THIRUVANANTHAPURAM: Kerala, whose scientific contact-tracing strategy in the initial weeks of the pandemic became a model for others to follow, has now worked up an ethical and legal storm with a controversial police decision to collect call detail records (CDR) of Covid-positive citizens and draw up “route maps” to trace those who came in contact with them.
Opposition parties and legal experts have termed the move a serious breach of privacy, citing the Supreme Court’s 2017 judgment in the K S Puttaswamy versus Union of India case.
“The decision to retrieve CDRs of infected citizens is a gross infringement on the right to privacy. The right to privacy of an individual has been explained in detail in the Puttaswamy case by the Supreme Court. The police can seek information in specific crime cases, but people cannot be put under surveillance in this manner. This is not a police state,” former state law secretary B G Hareendranath said.

The police justified the move as a necessary evil to fight the pandemic. CM Pinarayi Vijayan added to the outrage by admitting that “it has been going on for a few months now”.
In a circular to all senior police officers on Wednesday, Kerala DGP Loknath Behera said the ADGP (intelligence) and the ADGP (headquarters) should be in touch with BSNL to ensure that CDRs are promptly made available when necessary. “They will also take up the matter with Vodafone, as in some places they are delaying sending CDRs,” the circular states.
Sources said some telecom service providers had been hesitant in sharing CDRs.
Vijayan said the data collected by the police won’t be used for any other purpose other than mentioned. “Law enforcement agencies can collect such details. This is the best means for contact tracing. The data won’t be used for any other purpose,” he said.
The police said CDRs were their best bet in drawing up route maps of Covid-positive individuals with precision, although there is no provision in the law for sourcing and checking call records of an individual for medical surveillance. In 2016, the ministry of home affairs had issued guidelines to all states on seeking CDRs under the statutory provisions contained in Section 92 of the Code of Criminal Procedure, 1973, or Section 5(2) of the Indian Telegraph Act, 1885, read with Rule 419A of the Indian Telegraph (Amendment) Rules, 2007.
The law is clear on this — unless it is for a matter of national security or criminal investigation, CDRs are not allowed to be retrieved.

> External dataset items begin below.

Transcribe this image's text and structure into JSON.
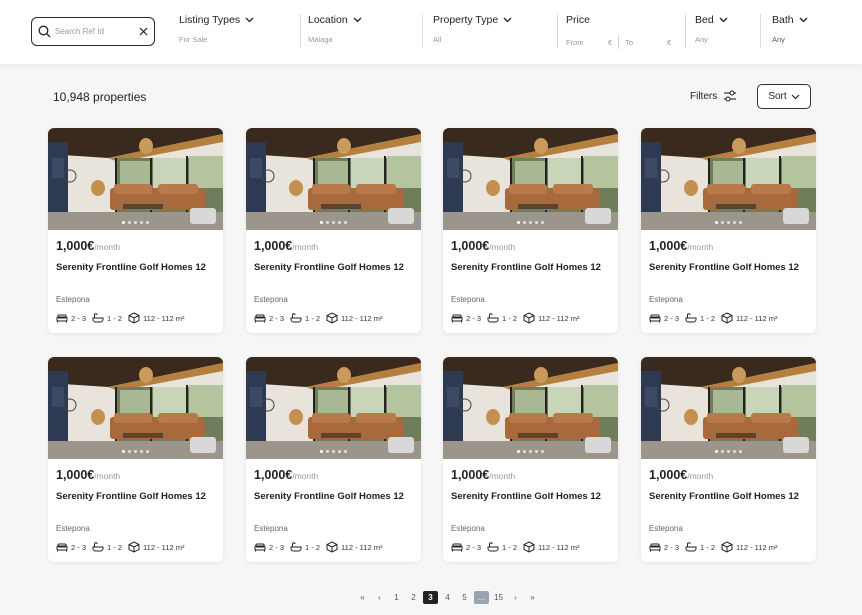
{
  "search": {
    "placeholder": "Search Ref Id"
  },
  "filters": {
    "listing_types": {
      "label": "Listing Types",
      "value": "For Sale"
    },
    "location": {
      "label": "Location",
      "value": "Málaga"
    },
    "property_type": {
      "label": "Property Type",
      "value": "All"
    },
    "price": {
      "label": "Price",
      "from_label": "From",
      "to_label": "To",
      "currency": "€"
    },
    "bed": {
      "label": "Bed",
      "value": "Any"
    },
    "bath": {
      "label": "Bath",
      "value": "Any"
    }
  },
  "results": {
    "count_text": "10,948 properties",
    "filters_label": "Filters",
    "sort_label": "Sort"
  },
  "listings": [
    {
      "price": "1,000€",
      "period": "/month",
      "title": "Serenity Frontline Golf Homes 12",
      "location": "Estepona",
      "beds": "2 - 3",
      "baths": "1 - 2",
      "area": "112 - 112 m²"
    },
    {
      "price": "1,000€",
      "period": "/month",
      "title": "Serenity Frontline Golf Homes 12",
      "location": "Estepona",
      "beds": "2 - 3",
      "baths": "1 - 2",
      "area": "112 - 112 m²"
    },
    {
      "price": "1,000€",
      "period": "/month",
      "title": "Serenity Frontline Golf Homes 12",
      "location": "Estepona",
      "beds": "2 - 3",
      "baths": "1 - 2",
      "area": "112 - 112 m²"
    },
    {
      "price": "1,000€",
      "period": "/month",
      "title": "Serenity Frontline Golf Homes 12",
      "location": "Estepona",
      "beds": "2 - 3",
      "baths": "1 - 2",
      "area": "112 - 112 m²"
    },
    {
      "price": "1,000€",
      "period": "/month",
      "title": "Serenity Frontline Golf Homes 12",
      "location": "Estepona",
      "beds": "2 - 3",
      "baths": "1 - 2",
      "area": "112 - 112 m²"
    },
    {
      "price": "1,000€",
      "period": "/month",
      "title": "Serenity Frontline Golf Homes 12",
      "location": "Estepona",
      "beds": "2 - 3",
      "baths": "1 - 2",
      "area": "112 - 112 m²"
    },
    {
      "price": "1,000€",
      "period": "/month",
      "title": "Serenity Frontline Golf Homes 12",
      "location": "Estepona",
      "beds": "2 - 3",
      "baths": "1 - 2",
      "area": "112 - 112 m²"
    },
    {
      "price": "1,000€",
      "period": "/month",
      "title": "Serenity Frontline Golf Homes 12",
      "location": "Estepona",
      "beds": "2 - 3",
      "baths": "1 - 2",
      "area": "112 - 112 m²"
    }
  ],
  "pagination": {
    "first": "«",
    "prev": "‹",
    "next": "›",
    "last": "»",
    "pages": [
      "1",
      "2",
      "3",
      "4",
      "5",
      "...",
      "15"
    ],
    "active": "3"
  }
}
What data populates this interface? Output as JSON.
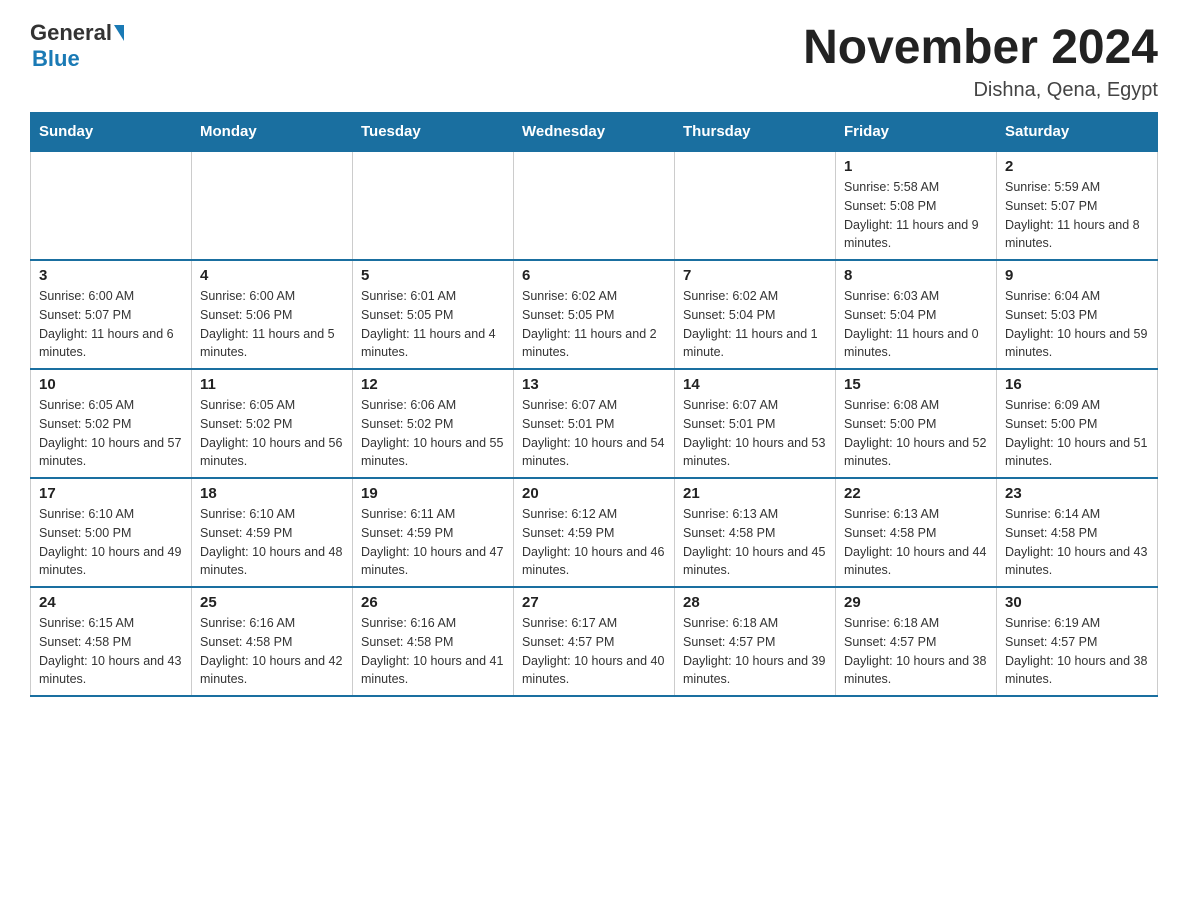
{
  "header": {
    "logo_main": "General",
    "logo_sub": "Blue",
    "month_title": "November 2024",
    "location": "Dishna, Qena, Egypt"
  },
  "weekdays": [
    "Sunday",
    "Monday",
    "Tuesday",
    "Wednesday",
    "Thursday",
    "Friday",
    "Saturday"
  ],
  "weeks": [
    [
      {
        "day": "",
        "sunrise": "",
        "sunset": "",
        "daylight": ""
      },
      {
        "day": "",
        "sunrise": "",
        "sunset": "",
        "daylight": ""
      },
      {
        "day": "",
        "sunrise": "",
        "sunset": "",
        "daylight": ""
      },
      {
        "day": "",
        "sunrise": "",
        "sunset": "",
        "daylight": ""
      },
      {
        "day": "",
        "sunrise": "",
        "sunset": "",
        "daylight": ""
      },
      {
        "day": "1",
        "sunrise": "Sunrise: 5:58 AM",
        "sunset": "Sunset: 5:08 PM",
        "daylight": "Daylight: 11 hours and 9 minutes."
      },
      {
        "day": "2",
        "sunrise": "Sunrise: 5:59 AM",
        "sunset": "Sunset: 5:07 PM",
        "daylight": "Daylight: 11 hours and 8 minutes."
      }
    ],
    [
      {
        "day": "3",
        "sunrise": "Sunrise: 6:00 AM",
        "sunset": "Sunset: 5:07 PM",
        "daylight": "Daylight: 11 hours and 6 minutes."
      },
      {
        "day": "4",
        "sunrise": "Sunrise: 6:00 AM",
        "sunset": "Sunset: 5:06 PM",
        "daylight": "Daylight: 11 hours and 5 minutes."
      },
      {
        "day": "5",
        "sunrise": "Sunrise: 6:01 AM",
        "sunset": "Sunset: 5:05 PM",
        "daylight": "Daylight: 11 hours and 4 minutes."
      },
      {
        "day": "6",
        "sunrise": "Sunrise: 6:02 AM",
        "sunset": "Sunset: 5:05 PM",
        "daylight": "Daylight: 11 hours and 2 minutes."
      },
      {
        "day": "7",
        "sunrise": "Sunrise: 6:02 AM",
        "sunset": "Sunset: 5:04 PM",
        "daylight": "Daylight: 11 hours and 1 minute."
      },
      {
        "day": "8",
        "sunrise": "Sunrise: 6:03 AM",
        "sunset": "Sunset: 5:04 PM",
        "daylight": "Daylight: 11 hours and 0 minutes."
      },
      {
        "day": "9",
        "sunrise": "Sunrise: 6:04 AM",
        "sunset": "Sunset: 5:03 PM",
        "daylight": "Daylight: 10 hours and 59 minutes."
      }
    ],
    [
      {
        "day": "10",
        "sunrise": "Sunrise: 6:05 AM",
        "sunset": "Sunset: 5:02 PM",
        "daylight": "Daylight: 10 hours and 57 minutes."
      },
      {
        "day": "11",
        "sunrise": "Sunrise: 6:05 AM",
        "sunset": "Sunset: 5:02 PM",
        "daylight": "Daylight: 10 hours and 56 minutes."
      },
      {
        "day": "12",
        "sunrise": "Sunrise: 6:06 AM",
        "sunset": "Sunset: 5:02 PM",
        "daylight": "Daylight: 10 hours and 55 minutes."
      },
      {
        "day": "13",
        "sunrise": "Sunrise: 6:07 AM",
        "sunset": "Sunset: 5:01 PM",
        "daylight": "Daylight: 10 hours and 54 minutes."
      },
      {
        "day": "14",
        "sunrise": "Sunrise: 6:07 AM",
        "sunset": "Sunset: 5:01 PM",
        "daylight": "Daylight: 10 hours and 53 minutes."
      },
      {
        "day": "15",
        "sunrise": "Sunrise: 6:08 AM",
        "sunset": "Sunset: 5:00 PM",
        "daylight": "Daylight: 10 hours and 52 minutes."
      },
      {
        "day": "16",
        "sunrise": "Sunrise: 6:09 AM",
        "sunset": "Sunset: 5:00 PM",
        "daylight": "Daylight: 10 hours and 51 minutes."
      }
    ],
    [
      {
        "day": "17",
        "sunrise": "Sunrise: 6:10 AM",
        "sunset": "Sunset: 5:00 PM",
        "daylight": "Daylight: 10 hours and 49 minutes."
      },
      {
        "day": "18",
        "sunrise": "Sunrise: 6:10 AM",
        "sunset": "Sunset: 4:59 PM",
        "daylight": "Daylight: 10 hours and 48 minutes."
      },
      {
        "day": "19",
        "sunrise": "Sunrise: 6:11 AM",
        "sunset": "Sunset: 4:59 PM",
        "daylight": "Daylight: 10 hours and 47 minutes."
      },
      {
        "day": "20",
        "sunrise": "Sunrise: 6:12 AM",
        "sunset": "Sunset: 4:59 PM",
        "daylight": "Daylight: 10 hours and 46 minutes."
      },
      {
        "day": "21",
        "sunrise": "Sunrise: 6:13 AM",
        "sunset": "Sunset: 4:58 PM",
        "daylight": "Daylight: 10 hours and 45 minutes."
      },
      {
        "day": "22",
        "sunrise": "Sunrise: 6:13 AM",
        "sunset": "Sunset: 4:58 PM",
        "daylight": "Daylight: 10 hours and 44 minutes."
      },
      {
        "day": "23",
        "sunrise": "Sunrise: 6:14 AM",
        "sunset": "Sunset: 4:58 PM",
        "daylight": "Daylight: 10 hours and 43 minutes."
      }
    ],
    [
      {
        "day": "24",
        "sunrise": "Sunrise: 6:15 AM",
        "sunset": "Sunset: 4:58 PM",
        "daylight": "Daylight: 10 hours and 43 minutes."
      },
      {
        "day": "25",
        "sunrise": "Sunrise: 6:16 AM",
        "sunset": "Sunset: 4:58 PM",
        "daylight": "Daylight: 10 hours and 42 minutes."
      },
      {
        "day": "26",
        "sunrise": "Sunrise: 6:16 AM",
        "sunset": "Sunset: 4:58 PM",
        "daylight": "Daylight: 10 hours and 41 minutes."
      },
      {
        "day": "27",
        "sunrise": "Sunrise: 6:17 AM",
        "sunset": "Sunset: 4:57 PM",
        "daylight": "Daylight: 10 hours and 40 minutes."
      },
      {
        "day": "28",
        "sunrise": "Sunrise: 6:18 AM",
        "sunset": "Sunset: 4:57 PM",
        "daylight": "Daylight: 10 hours and 39 minutes."
      },
      {
        "day": "29",
        "sunrise": "Sunrise: 6:18 AM",
        "sunset": "Sunset: 4:57 PM",
        "daylight": "Daylight: 10 hours and 38 minutes."
      },
      {
        "day": "30",
        "sunrise": "Sunrise: 6:19 AM",
        "sunset": "Sunset: 4:57 PM",
        "daylight": "Daylight: 10 hours and 38 minutes."
      }
    ]
  ]
}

Leader of the opposition Ramesh Chennithala told TOI, “This is a very sensitive issue that can lead to a serious breach of the privacy of individuals. What the opposition demands is that retrieving CDRs should be limited to contact tracing alone, and the data should be kept confidential. The government should be able to ensure it. Let us see how this turns out.”
Union junior external affairs minister V Muraleedharan said retrieving CDRs for the purpose cited by the police and the state government was “unheard of”. “It is also a contradiction that the same government which vouches for data privacy is doing the opposite.”
In the Puttaswamy case, the Supreme Court had ruled that recognising a zone of privacy was but an acknowledgement that each individual must be entitled to chart and pursue the course of development of personality. “Privacy is an intrinsic recognition of heterogeneity, of the right of the individual to be different and to stand against the tide of conformity in creating a zone of solitude. Privacy protects the individual from the searching glare of publicity in matters which are personal to his or her life,” the judgment said.
In the case of telephone interception, there is a more intricate procedure in which permission is granted by the home secretary, and the matter is further reviewed by a committee comprising the chief secretary, law secretary and secretary of the general administration department.
However, some experts point that even though CDRs cannot be retrieved by the police without the consent of a person, in the event of a pandemic, there is an implied consent from a citizen to do so for the common good. “Unless, in this specific issue, a person specifically says ‘no’ to his CDR being retrieved and used for preparing route maps, it is implied that he has given consent to it. But if he denies, the police cannot do so, unless he has committed some grave crime,” former state police chief Jacob Punnoose said.
Prior to the police taking over contact tracing and preparing the route maps of Covid-19 patients, the health department used to rely on voluntary disclosure on who the person met and the places she or he visited.